Is the disagreement here about whether AIs are likely to develop things like situational awareness, foresightful planning ability, and understanding of adversaries’ decisions as they are used for more and more challenging tasks?
My thought on this is, if a baseline AI system does not have situational awareness before the AI researchers started fine-tuning it, I would not expect it to obtain situational awareness through reinforcement learning with human feedback.
I am not sure I can answer this for the hypothetical “Alex” system in the linked post, since I don’t think I have a good mental model of how such a system would work or what kind of training data or training protocol you would need to have to create such a thing.
If I saw something that, from the outside, appeared to exhibit the full range of abilities Alex is described as having (including advancing R&D in multiple disparate domains in ways that are not simple extrapolations of its training data) I would assign a significantly higher probability to that system having situational awareness than I do to current systems. If someone had a system that was empirically that powerful, which had been trained largely by reinforcement learning, I would say the responsible thing to do would be:
Keep it air-gapped rather than unleashing large numbers of copies of it onto the internet
Carefully vet any machine blueprints, drugs or other medical interventions, or other plans or technologies the system comes up with (perhaps first building a prototype to gather data on it in an isolated controlled setting where it can be quickly destroyed) to ensure safety before deploying them out into the world.
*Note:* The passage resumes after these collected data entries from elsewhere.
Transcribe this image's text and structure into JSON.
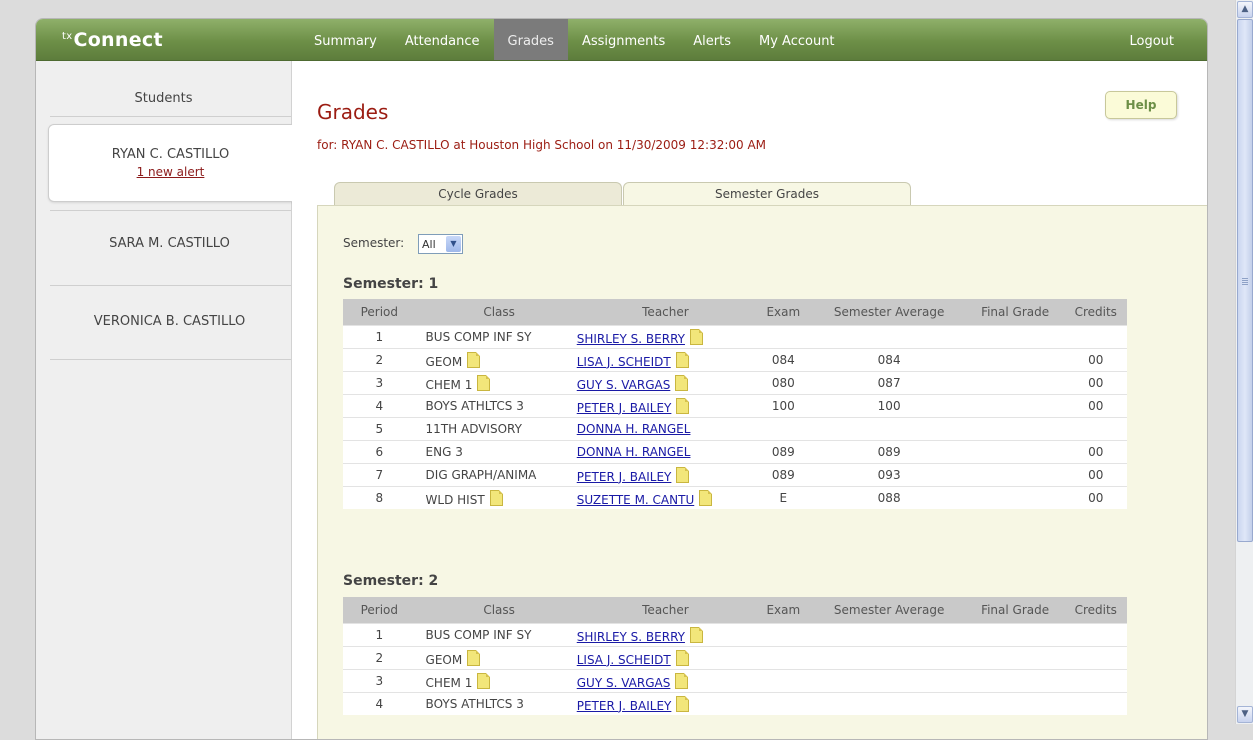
{
  "app": {
    "logo_prefix": "tx",
    "logo_text": "Connect"
  },
  "nav": {
    "items": [
      {
        "label": "Summary"
      },
      {
        "label": "Attendance"
      },
      {
        "label": "Grades"
      },
      {
        "label": "Assignments"
      },
      {
        "label": "Alerts"
      },
      {
        "label": "My Account"
      }
    ],
    "active": "Grades",
    "logout": "Logout"
  },
  "sidebar": {
    "heading": "Students",
    "students": [
      {
        "name": "RYAN C. CASTILLO",
        "alert": "1 new alert",
        "selected": true
      },
      {
        "name": "SARA M. CASTILLO"
      },
      {
        "name": "VERONICA B. CASTILLO"
      }
    ]
  },
  "main": {
    "title": "Grades",
    "subtitle": "for: RYAN C. CASTILLO at Houston High School on 11/30/2009 12:32:00 AM",
    "help": "Help",
    "tabs": [
      {
        "label": "Cycle Grades"
      },
      {
        "label": "Semester Grades",
        "active": true
      }
    ],
    "semester_filter": {
      "label": "Semester:",
      "value": "All"
    },
    "columns": [
      "Period",
      "Class",
      "Teacher",
      "Exam",
      "Semester Average",
      "Final Grade",
      "Credits"
    ],
    "semesters": [
      {
        "label": "Semester: 1",
        "rows": [
          {
            "period": "1",
            "class": "BUS COMP INF SY",
            "class_note": false,
            "teacher": "SHIRLEY S. BERRY",
            "teacher_note": true,
            "exam": "",
            "avg": "",
            "final": "",
            "credits": ""
          },
          {
            "period": "2",
            "class": "GEOM",
            "class_note": true,
            "teacher": "LISA J. SCHEIDT",
            "teacher_note": true,
            "exam": "084",
            "avg": "084",
            "final": "",
            "credits": "00"
          },
          {
            "period": "3",
            "class": "CHEM 1",
            "class_note": true,
            "teacher": "GUY S. VARGAS",
            "teacher_note": true,
            "exam": "080",
            "avg": "087",
            "final": "",
            "credits": "00"
          },
          {
            "period": "4",
            "class": "BOYS ATHLTCS 3",
            "class_note": false,
            "teacher": "PETER J. BAILEY",
            "teacher_note": true,
            "exam": "100",
            "avg": "100",
            "final": "",
            "credits": "00"
          },
          {
            "period": "5",
            "class": "11TH ADVISORY",
            "class_note": false,
            "teacher": "DONNA H. RANGEL",
            "teacher_note": false,
            "exam": "",
            "avg": "",
            "final": "",
            "credits": ""
          },
          {
            "period": "6",
            "class": "ENG 3",
            "class_note": false,
            "teacher": "DONNA H. RANGEL",
            "teacher_note": false,
            "exam": "089",
            "avg": "089",
            "final": "",
            "credits": "00"
          },
          {
            "period": "7",
            "class": "DIG GRAPH/ANIMA",
            "class_note": false,
            "teacher": "PETER J. BAILEY",
            "teacher_note": true,
            "exam": "089",
            "avg": "093",
            "final": "",
            "credits": "00"
          },
          {
            "period": "8",
            "class": "WLD HIST",
            "class_note": true,
            "teacher": "SUZETTE M. CANTU",
            "teacher_note": true,
            "exam": "E",
            "avg": "088",
            "final": "",
            "credits": "00"
          }
        ]
      },
      {
        "label": "Semester: 2",
        "rows": [
          {
            "period": "1",
            "class": "BUS COMP INF SY",
            "class_note": false,
            "teacher": "SHIRLEY S. BERRY",
            "teacher_note": true,
            "exam": "",
            "avg": "",
            "final": "",
            "credits": ""
          },
          {
            "period": "2",
            "class": "GEOM",
            "class_note": true,
            "teacher": "LISA J. SCHEIDT",
            "teacher_note": true,
            "exam": "",
            "avg": "",
            "final": "",
            "credits": ""
          },
          {
            "period": "3",
            "class": "CHEM 1",
            "class_note": true,
            "teacher": "GUY S. VARGAS",
            "teacher_note": true,
            "exam": "",
            "avg": "",
            "final": "",
            "credits": ""
          },
          {
            "period": "4",
            "class": "BOYS ATHLTCS 3",
            "class_note": false,
            "teacher": "PETER J. BAILEY",
            "teacher_note": true,
            "exam": "",
            "avg": "",
            "final": "",
            "credits": ""
          }
        ]
      }
    ]
  },
  "colors": {
    "brand_green": "#6d8f47",
    "title_red": "#9b1c12",
    "panel": "#f7f7e4",
    "link": "#1a1aa6"
  }
}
The 2nd of those would have the downside that beneficial ideas and inventions produced by the system take longer to get rolled out and have a positive effect. But it would be worth it in that context to reduce the risk of some large unforeseen downside.
I presume you have in mind an experiment where (for example) you ask one large group of people “Who is Tom Cruise’s mother?” and then ask a different group of the same number of people “Mary Lee Pfeiffer’s son?” and compare how many got the right answer in the each group, correct?
(If you ask the same person both questions in a row, it seems obvious that a person who answers one question correctly would nearly always answer the other question correctly also.)